Execute Code Before the Class Object Destruction in C++

As previously stated, a class destructor is designed to handle the cleanup of resources associated with a class object before it goes out of scope. The previous method, as presented, involves explicit declaration and definition of a destructor using the tilde (~) operator.

However, not all class members require dynamic memory allocation, and they might be regular data types declared on the program stack. In such cases, the compiler automatically generates a synthesized destructor if the programmer does not explicitly declare one.

This synthesized destructor ensures that the class members are appropriately cleaned up when the object is destroyed.

The code below introduces the StringArray class, which includes both dynamic and stack-allocated members. The class has a dynamic integer array (init) and a vector of strings (vec).
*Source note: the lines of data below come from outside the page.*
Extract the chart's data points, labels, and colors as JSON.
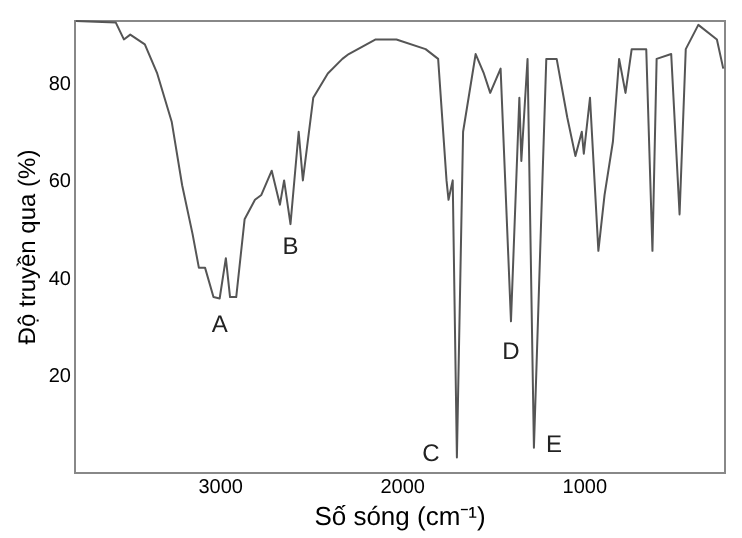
{
  "chart_data": {
    "type": "line",
    "xlabel": "Số sóng (cm⁻¹)",
    "ylabel": "Độ truyền qua (%)",
    "xlim": [
      3800,
      230
    ],
    "ylim": [
      0,
      93
    ],
    "xticks": [
      3000,
      2000,
      1000
    ],
    "yticks": [
      20,
      40,
      60,
      80
    ],
    "grid": false,
    "marker": "none",
    "line_style": "solid",
    "x": [
      3790,
      3571,
      3526,
      3491,
      3411,
      3343,
      3263,
      3206,
      3149,
      3114,
      3080,
      3034,
      3000,
      2966,
      2943,
      2909,
      2863,
      2806,
      2771,
      2714,
      2669,
      2646,
      2611,
      2566,
      2543,
      2486,
      2406,
      2326,
      2291,
      2143,
      2029,
      1869,
      1800,
      1754,
      1743,
      1720,
      1697,
      1663,
      1594,
      1549,
      1514,
      1457,
      1400,
      1354,
      1343,
      1309,
      1274,
      1206,
      1149,
      1091,
      1046,
      1011,
      1000,
      966,
      920,
      886,
      840,
      806,
      771,
      737,
      657,
      623,
      600,
      520,
      474,
      440,
      371,
      269,
      234
    ],
    "series": [
      {
        "color": "#555555",
        "values": [
          92.8,
          92.5,
          89,
          90,
          88,
          82,
          72,
          59,
          49,
          42,
          42,
          36,
          35.7,
          44,
          36,
          36,
          52,
          56,
          57,
          62,
          55,
          60,
          51,
          70,
          60,
          77,
          82,
          85,
          86,
          89,
          89,
          87,
          85,
          60,
          56,
          60,
          3,
          70,
          86,
          82,
          78,
          83,
          31,
          77,
          64,
          85,
          5,
          85,
          85,
          73,
          65,
          70,
          65.5,
          77,
          45.5,
          57,
          68,
          85,
          78,
          87,
          87,
          45.5,
          85,
          86,
          53,
          87,
          92,
          89,
          83
        ]
      }
    ],
    "annotations": [
      {
        "text": "A",
        "x": 3000,
        "y": 35.7
      },
      {
        "text": "B",
        "x": 2611,
        "y": 51
      },
      {
        "text": "C",
        "x": 1697,
        "y": 3
      },
      {
        "text": "D",
        "x": 1400,
        "y": 31
      },
      {
        "text": "E",
        "x": 1274,
        "y": 5
      }
    ]
  }
}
The constructor initializes these members, and the destructor is responsible for deallocating the dynamic array and printing a corresponding message.

#include <iostream>
#include <string>
#include <vector>

using std::cout;
using std::endl;
using std::string;
using std::vector;

class StringArray {
 public:
  StringArray() : vec(), init(new int[10]){};
  ~StringArray() {
    delete[] init;
    cout << "printed from destructor" << endl;
  }

  string getString(int num) {
    if (vec.at(num).c_str()) {
      return vec.at(num);
    } else {
      return string("NULL");
    }
  };

  void addString(const string& s) { vec.push_back(s); };

  uint64_t getSize() { return vec.size(); };

 private:
  vector<string> vec;
  int* init;
};

int main() {
  StringArray arr;

  arr.addString("Hello there 1");
  arr.addString("Hello there 2");

  cout << "size of arr: " << arr.getSize() << endl;
  cout << "arr[0]: " << arr.getString(0) << endl;
}

Output:

size of arr: 2
arr[0]: Hello there 1
printed from destructor

Here, in the constructor (StringArray()), the class initializes a vector of strings (vec) and dynamically allocates an integer array (init) of size 10. This array is intended to store integers, serving as an illustrative example of dynamic memory allocation within the class.

The crucial aspect of this code lies in the destructor of the StringArray class (~StringArray()). This destructor is responsible for executing code before an object of the class is destroyed.
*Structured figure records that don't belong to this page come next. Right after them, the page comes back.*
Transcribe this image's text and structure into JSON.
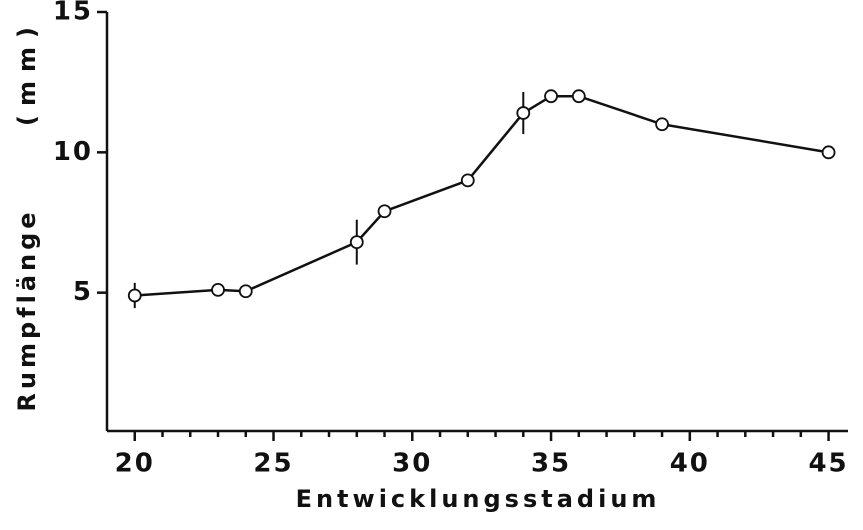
{
  "chart_data": {
    "type": "line",
    "xlabel": "Entwicklungsstadium",
    "ylabel": "Rumpflänge",
    "yunit": "(mm)",
    "x": [
      20,
      23,
      24,
      28,
      29,
      32,
      34,
      35,
      36,
      39,
      45
    ],
    "series": [
      {
        "color": "#111111",
        "values": [
          4.9,
          5.1,
          5.05,
          6.8,
          7.9,
          9.0,
          11.4,
          12.0,
          12.0,
          11.0,
          10.0
        ],
        "errors": [
          0.45,
          null,
          null,
          0.8,
          null,
          null,
          0.75,
          null,
          null,
          null,
          null
        ]
      }
    ],
    "xlim": [
      19,
      45.7
    ],
    "ylim": [
      0,
      15
    ],
    "xticks": [
      20,
      25,
      30,
      35,
      40,
      45
    ],
    "xminorticks": [
      21,
      22,
      23,
      24,
      26,
      27,
      28,
      29,
      31,
      32,
      33,
      34,
      36,
      37,
      38,
      39,
      41,
      42,
      43,
      44
    ],
    "yticks": [
      5,
      10,
      15
    ]
  }
}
In this case, it deallocates the dynamically allocated integer array using the delete[] operator. Additionally, a message is printed to the console, indicating that the destructor is being invoked.
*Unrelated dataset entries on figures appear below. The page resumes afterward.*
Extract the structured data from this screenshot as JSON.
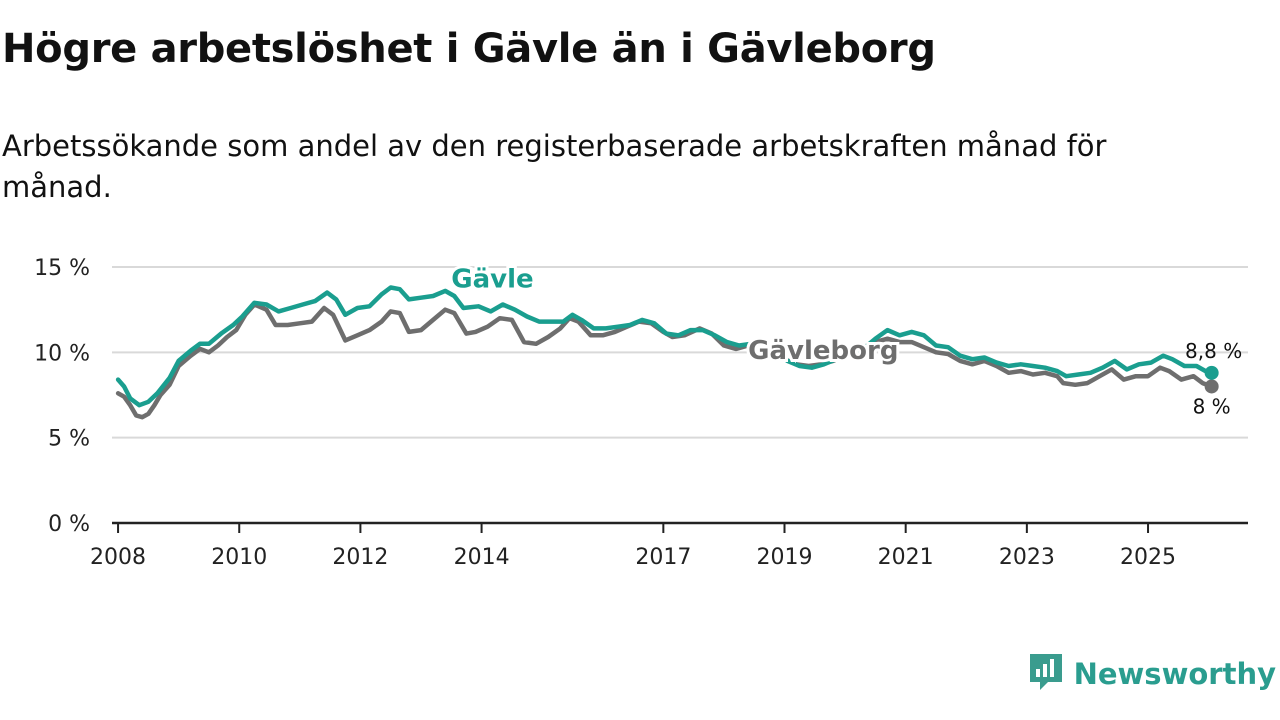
{
  "title": "Högre arbetslöshet i Gävle än i Gävleborg",
  "subtitle": "Arbetssökande som andel av den registerbaserade arbetskraften månad för månad.",
  "brand": {
    "name": "Newsworthy",
    "icon": "newsworthy-logo-icon",
    "color": "#3a9c8e"
  },
  "colors": {
    "gavle": "#1a9e8f",
    "gavleborg": "#6e6e6e",
    "grid": "#d9d9d9",
    "axis": "#222222"
  },
  "chart_data": {
    "type": "line",
    "title": "Högre arbetslöshet i Gävle än i Gävleborg",
    "xlabel": "",
    "ylabel": "",
    "ylim": [
      0,
      15
    ],
    "xlim": [
      2007.9,
      2026.65
    ],
    "y_ticks": [
      0,
      5,
      10,
      15
    ],
    "y_tick_labels": [
      "0 %",
      "5 %",
      "10 %",
      "15 %"
    ],
    "x_ticks": [
      2008,
      2010,
      2012,
      2014,
      2017,
      2019,
      2021,
      2023,
      2025
    ],
    "x_tick_labels": [
      "2008",
      "2010",
      "2012",
      "2014",
      "2017",
      "2019",
      "2021",
      "2023",
      "2025"
    ],
    "grid": true,
    "series": [
      {
        "name": "Gävleborg",
        "color": "#6e6e6e",
        "end_label": "8 %",
        "points": [
          [
            2008.0,
            7.6
          ],
          [
            2008.1,
            7.4
          ],
          [
            2008.2,
            6.9
          ],
          [
            2008.3,
            6.3
          ],
          [
            2008.4,
            6.2
          ],
          [
            2008.5,
            6.4
          ],
          [
            2008.6,
            6.9
          ],
          [
            2008.7,
            7.5
          ],
          [
            2008.85,
            8.1
          ],
          [
            2009.0,
            9.2
          ],
          [
            2009.2,
            9.8
          ],
          [
            2009.35,
            10.2
          ],
          [
            2009.5,
            10.0
          ],
          [
            2009.65,
            10.4
          ],
          [
            2009.8,
            10.9
          ],
          [
            2009.95,
            11.3
          ],
          [
            2010.1,
            12.2
          ],
          [
            2010.25,
            12.8
          ],
          [
            2010.45,
            12.5
          ],
          [
            2010.6,
            11.6
          ],
          [
            2010.8,
            11.6
          ],
          [
            2011.0,
            11.7
          ],
          [
            2011.2,
            11.8
          ],
          [
            2011.4,
            12.6
          ],
          [
            2011.55,
            12.2
          ],
          [
            2011.75,
            10.7
          ],
          [
            2011.95,
            11.0
          ],
          [
            2012.15,
            11.3
          ],
          [
            2012.35,
            11.8
          ],
          [
            2012.5,
            12.4
          ],
          [
            2012.65,
            12.3
          ],
          [
            2012.8,
            11.2
          ],
          [
            2013.0,
            11.3
          ],
          [
            2013.2,
            11.9
          ],
          [
            2013.4,
            12.5
          ],
          [
            2013.55,
            12.3
          ],
          [
            2013.75,
            11.1
          ],
          [
            2013.9,
            11.2
          ],
          [
            2014.1,
            11.5
          ],
          [
            2014.3,
            12.0
          ],
          [
            2014.5,
            11.9
          ],
          [
            2014.7,
            10.6
          ],
          [
            2014.9,
            10.5
          ],
          [
            2015.1,
            10.9
          ],
          [
            2015.3,
            11.4
          ],
          [
            2015.45,
            12.0
          ],
          [
            2015.6,
            11.8
          ],
          [
            2015.8,
            11.0
          ],
          [
            2016.0,
            11.0
          ],
          [
            2016.2,
            11.2
          ],
          [
            2016.4,
            11.5
          ],
          [
            2016.6,
            11.8
          ],
          [
            2016.8,
            11.7
          ],
          [
            2017.0,
            11.2
          ],
          [
            2017.15,
            10.9
          ],
          [
            2017.35,
            11.0
          ],
          [
            2017.6,
            11.4
          ],
          [
            2017.8,
            11.1
          ],
          [
            2018.0,
            10.4
          ],
          [
            2018.2,
            10.2
          ],
          [
            2018.4,
            10.4
          ],
          [
            2018.6,
            10.6
          ],
          [
            2018.8,
            10.3
          ],
          [
            2019.0,
            9.6
          ],
          [
            2019.2,
            9.3
          ],
          [
            2019.4,
            9.2
          ],
          [
            2019.6,
            9.3
          ],
          [
            2019.8,
            9.5
          ],
          [
            2020.0,
            9.8
          ],
          [
            2020.25,
            10.2
          ],
          [
            2020.5,
            10.6
          ],
          [
            2020.7,
            10.8
          ],
          [
            2020.9,
            10.6
          ],
          [
            2021.1,
            10.6
          ],
          [
            2021.3,
            10.3
          ],
          [
            2021.5,
            10.0
          ],
          [
            2021.7,
            9.9
          ],
          [
            2021.9,
            9.5
          ],
          [
            2022.1,
            9.3
          ],
          [
            2022.3,
            9.5
          ],
          [
            2022.5,
            9.2
          ],
          [
            2022.7,
            8.8
          ],
          [
            2022.9,
            8.9
          ],
          [
            2023.1,
            8.7
          ],
          [
            2023.3,
            8.8
          ],
          [
            2023.5,
            8.6
          ],
          [
            2023.6,
            8.2
          ],
          [
            2023.8,
            8.1
          ],
          [
            2024.0,
            8.2
          ],
          [
            2024.2,
            8.6
          ],
          [
            2024.4,
            9.0
          ],
          [
            2024.6,
            8.4
          ],
          [
            2024.8,
            8.6
          ],
          [
            2025.0,
            8.6
          ],
          [
            2025.2,
            9.1
          ],
          [
            2025.35,
            8.9
          ],
          [
            2025.55,
            8.4
          ],
          [
            2025.75,
            8.6
          ],
          [
            2025.9,
            8.2
          ],
          [
            2026.05,
            8.0
          ]
        ]
      },
      {
        "name": "Gävle",
        "color": "#1a9e8f",
        "end_label": "8,8 %",
        "points": [
          [
            2008.0,
            8.4
          ],
          [
            2008.1,
            8.0
          ],
          [
            2008.2,
            7.3
          ],
          [
            2008.35,
            6.9
          ],
          [
            2008.5,
            7.1
          ],
          [
            2008.65,
            7.6
          ],
          [
            2008.85,
            8.5
          ],
          [
            2009.0,
            9.5
          ],
          [
            2009.2,
            10.1
          ],
          [
            2009.35,
            10.5
          ],
          [
            2009.5,
            10.5
          ],
          [
            2009.7,
            11.1
          ],
          [
            2009.9,
            11.6
          ],
          [
            2010.05,
            12.1
          ],
          [
            2010.25,
            12.9
          ],
          [
            2010.45,
            12.8
          ],
          [
            2010.65,
            12.4
          ],
          [
            2010.85,
            12.6
          ],
          [
            2011.05,
            12.8
          ],
          [
            2011.25,
            13.0
          ],
          [
            2011.45,
            13.5
          ],
          [
            2011.6,
            13.1
          ],
          [
            2011.75,
            12.2
          ],
          [
            2011.95,
            12.6
          ],
          [
            2012.15,
            12.7
          ],
          [
            2012.35,
            13.4
          ],
          [
            2012.5,
            13.8
          ],
          [
            2012.65,
            13.7
          ],
          [
            2012.8,
            13.1
          ],
          [
            2013.0,
            13.2
          ],
          [
            2013.2,
            13.3
          ],
          [
            2013.4,
            13.6
          ],
          [
            2013.55,
            13.3
          ],
          [
            2013.7,
            12.6
          ],
          [
            2013.95,
            12.7
          ],
          [
            2014.15,
            12.4
          ],
          [
            2014.35,
            12.8
          ],
          [
            2014.55,
            12.5
          ],
          [
            2014.75,
            12.1
          ],
          [
            2014.95,
            11.8
          ],
          [
            2015.15,
            11.8
          ],
          [
            2015.35,
            11.8
          ],
          [
            2015.5,
            12.2
          ],
          [
            2015.65,
            11.9
          ],
          [
            2015.85,
            11.4
          ],
          [
            2016.05,
            11.4
          ],
          [
            2016.25,
            11.5
          ],
          [
            2016.45,
            11.6
          ],
          [
            2016.65,
            11.9
          ],
          [
            2016.85,
            11.7
          ],
          [
            2017.05,
            11.1
          ],
          [
            2017.25,
            11.0
          ],
          [
            2017.45,
            11.3
          ],
          [
            2017.65,
            11.3
          ],
          [
            2017.85,
            11.0
          ],
          [
            2018.05,
            10.6
          ],
          [
            2018.25,
            10.4
          ],
          [
            2018.45,
            10.5
          ],
          [
            2018.65,
            10.5
          ],
          [
            2018.85,
            10.0
          ],
          [
            2019.05,
            9.5
          ],
          [
            2019.25,
            9.2
          ],
          [
            2019.45,
            9.1
          ],
          [
            2019.65,
            9.3
          ],
          [
            2019.85,
            9.6
          ],
          [
            2020.05,
            9.8
          ],
          [
            2020.3,
            10.2
          ],
          [
            2020.5,
            10.8
          ],
          [
            2020.7,
            11.3
          ],
          [
            2020.9,
            11.0
          ],
          [
            2021.1,
            11.2
          ],
          [
            2021.3,
            11.0
          ],
          [
            2021.5,
            10.4
          ],
          [
            2021.7,
            10.3
          ],
          [
            2021.9,
            9.8
          ],
          [
            2022.1,
            9.6
          ],
          [
            2022.3,
            9.7
          ],
          [
            2022.5,
            9.4
          ],
          [
            2022.7,
            9.2
          ],
          [
            2022.9,
            9.3
          ],
          [
            2023.1,
            9.2
          ],
          [
            2023.3,
            9.1
          ],
          [
            2023.5,
            8.9
          ],
          [
            2023.65,
            8.6
          ],
          [
            2023.85,
            8.7
          ],
          [
            2024.05,
            8.8
          ],
          [
            2024.25,
            9.1
          ],
          [
            2024.45,
            9.5
          ],
          [
            2024.65,
            9.0
          ],
          [
            2024.85,
            9.3
          ],
          [
            2025.05,
            9.4
          ],
          [
            2025.25,
            9.8
          ],
          [
            2025.4,
            9.6
          ],
          [
            2025.6,
            9.2
          ],
          [
            2025.8,
            9.2
          ],
          [
            2025.95,
            8.9
          ],
          [
            2026.05,
            8.8
          ]
        ]
      }
    ]
  }
}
This demonstrates the ability to perform custom cleanup actions and provide feedback when an object goes out of scope.

Moving to the main() function, an instance of the StringArray class named arr is created, and two strings are added to the vector using the addString method. We then print the size of the array and the first element of the vector.

As the main() function concludes, the arr object goes out of scope, which triggers the destructor to execute the cleanup code. This results in the deallocation of the dynamic integer array and the printing of the corresponding message to the console.

Conclusion

The tilde operator in C++ serves a dual purpose, from fundamental bitwise operations to its significant role in managing resources through class destructors.

Understanding its applications is essential for programmers seeking to write efficient, resource-friendly code. The practical examples presented in this article showcase the importance of the tilde operator in ensuring proper resource management and maintaining code integrity in C++ programs.